The CEO of Israel-based surveillance company NSO Group has claimed that Facebook proposed to buy its malicious software Pegasus in 2017 to snoop on Apple iOS users.
In court documents filed during an ongoing lawsuit in which Facebook has sued the NSO Group for snooping on WhatsApp users last year including in India, NSO CEO Shalev Hulio claimed that "two Facebook representatives approached NSO in October 2017 and asked to purchase the right to use certain capabilities of Pegasus".
According to a report in Vice on Saturday citing court documents, "it seems the Facebook representatives were not interested in buying parts of Pegasus as a hacking tool to remotely break into phones, but more as a way to more effectively monitor phones of users who had already installed Onavo".
Onavo Protect – a Facebook's software that was going to get the functionality -- was billed as a piece of VPN software. Onavo was used primarily to gather information about what other apps Facebook users were using on their mobile devices.

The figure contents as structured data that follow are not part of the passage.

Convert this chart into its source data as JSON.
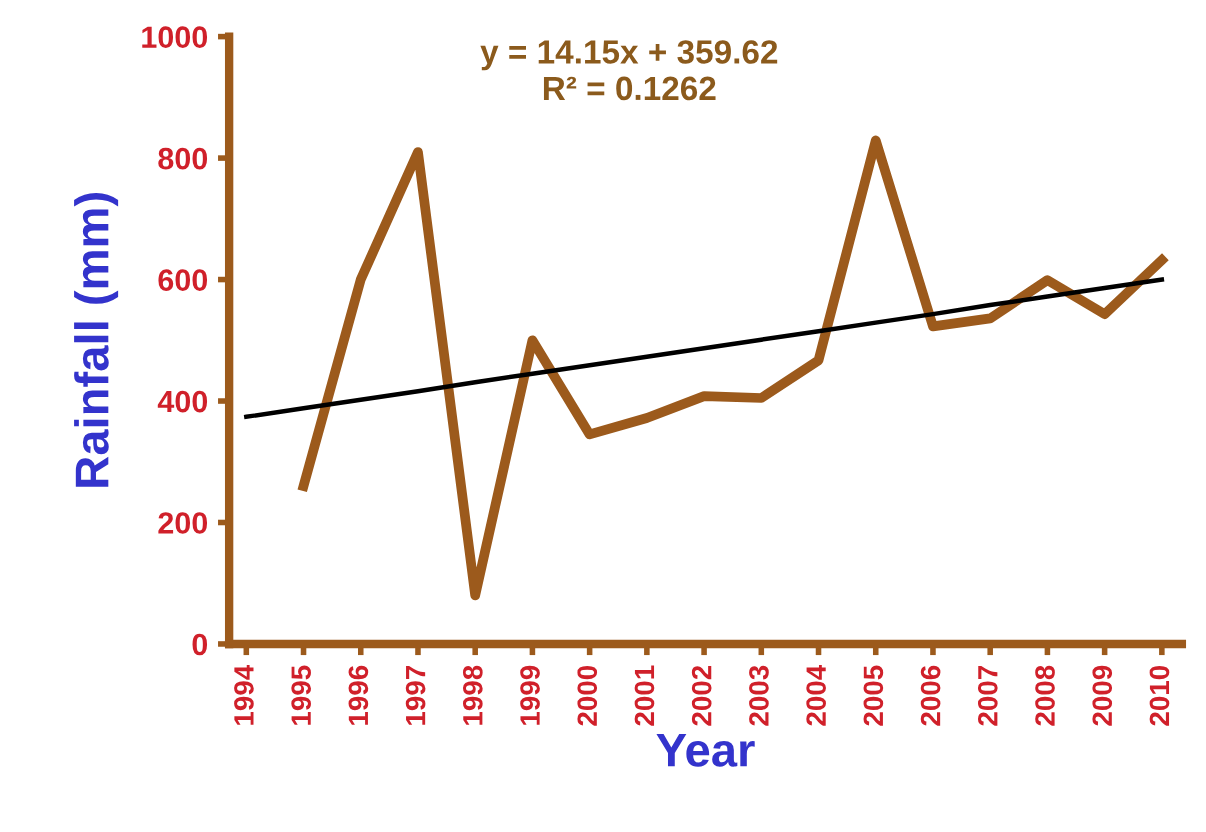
{
  "chart_data": {
    "type": "line",
    "xlabel": "Year",
    "ylabel": "Rainfall (mm)",
    "categories": [
      "1994",
      "1995",
      "1996",
      "1997",
      "1998",
      "1999",
      "2000",
      "2001",
      "2002",
      "2003",
      "2004",
      "2005",
      "2006",
      "2007",
      "2008",
      "2009",
      "2010"
    ],
    "series": [
      {
        "color": "#9c5a1c",
        "values": [
          null,
          260,
          600,
          810,
          80,
          500,
          345,
          372,
          408,
          405,
          467,
          829,
          523,
          536,
          599,
          543,
          632
        ]
      },
      {
        "type": "line",
        "color": "#000000",
        "values": [
          374,
          388,
          402,
          416,
          431,
          445,
          459,
          473,
          487,
          501,
          515,
          529,
          543,
          558,
          572,
          586,
          600
        ]
      }
    ],
    "ylim": [
      0,
      1000
    ],
    "yticks": [
      0,
      200,
      400,
      600,
      800,
      1000
    ],
    "annotations": [
      "y = 14.15x + 359.62",
      "R² = 0.1262"
    ],
    "grid": false,
    "legend": false
  }
}
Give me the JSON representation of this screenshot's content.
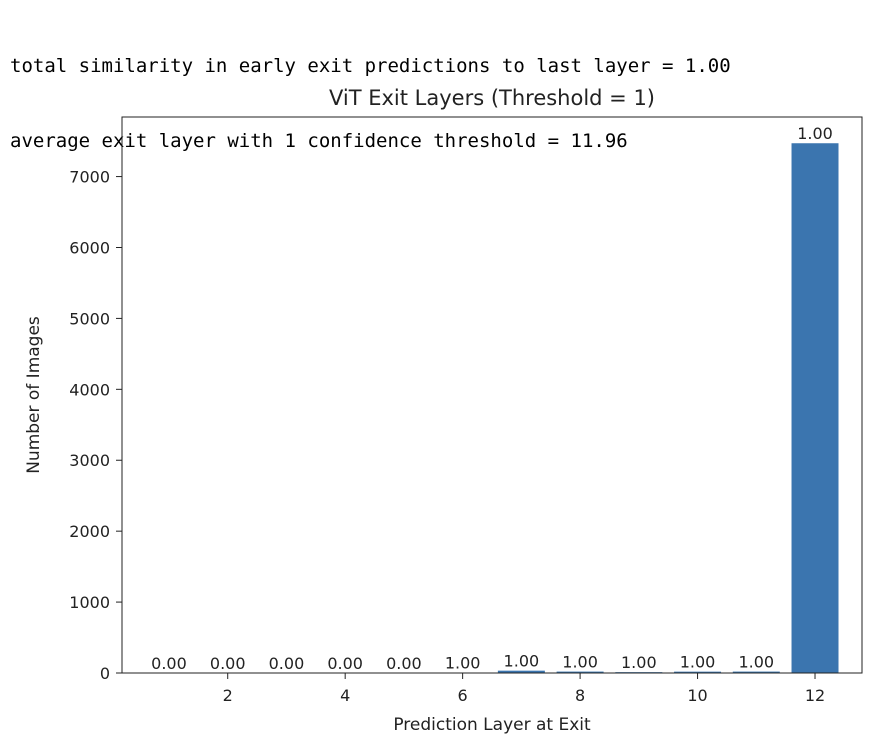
{
  "console": {
    "line1": "total similarity in early exit predictions to last layer = 1.00",
    "line2": "average exit layer with 1 confidence threshold = 11.96"
  },
  "chart_data": {
    "type": "bar",
    "title": "ViT Exit Layers (Threshold = 1)",
    "xlabel": "Prediction Layer at Exit",
    "ylabel": "Number of Images",
    "x": [
      1,
      2,
      3,
      4,
      5,
      6,
      7,
      8,
      9,
      10,
      11,
      12
    ],
    "values": [
      0,
      0,
      0,
      0,
      0,
      6,
      33,
      20,
      12,
      19,
      20,
      7470
    ],
    "bar_labels": [
      "0.00",
      "0.00",
      "0.00",
      "0.00",
      "0.00",
      "1.00",
      "1.00",
      "1.00",
      "1.00",
      "1.00",
      "1.00",
      "1.00"
    ],
    "xticks": [
      2,
      4,
      6,
      8,
      10,
      12
    ],
    "yticks": [
      0,
      1000,
      2000,
      3000,
      4000,
      5000,
      6000,
      7000
    ],
    "xlim": [
      0.2,
      12.8
    ],
    "ylim": [
      0,
      7840
    ],
    "bar_color": "#3b75af",
    "grid": false,
    "legend": false
  }
}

"The Facebook representatives stated that Facebook was concerned that its method for gathering user data through Onavo Protect was less effective on Apple devices than on Android devices," according to the court filing.
A Facebook spokesperson said in a statement that the NSO CEO is misrepresenting conversations between the company and Facebook employees.
"NSO is trying to distract from the facts Facebook and WhatsApp filed in court over six months ago. Their attempt to avoid responsibility includes inaccurate representations about both their spyware and a discussion with people who work at Facebook," the spokesperson said.
"Our lawsuit describes how NSO is responsible for attacking over 100 human rights activists and journalists around the world," the Facebook spokesperson added.
NSO has maintained that it sells Pegasus only to intelligence and law enforcement agency clients.
Apple last year forced Facebook to remove Onavo Protect from the App Store.
Facebook has even blamed Apple's operating system for the hacking of Amazon Founder and CEO Jeff Bezos' phone.
Investigators believe that Bezos's iPhone was compromised after he received a 4.4MB video file containing malware via WhatsApp -- in the same way when phones of 1,400 select people including journalists and human rights activists were broken into by Pegasus software from NSO Group last year.
In an interview to the BBC, Facebook's Vice President of Global Affairs and Communications, Nick Clegg, has said it wasn't WhatsApp's fault because end-to-end encryption is unhackable and blamed Apple's operating system for Bezos' episode.
The NSO Group has denied it was part of Bezos' hacking.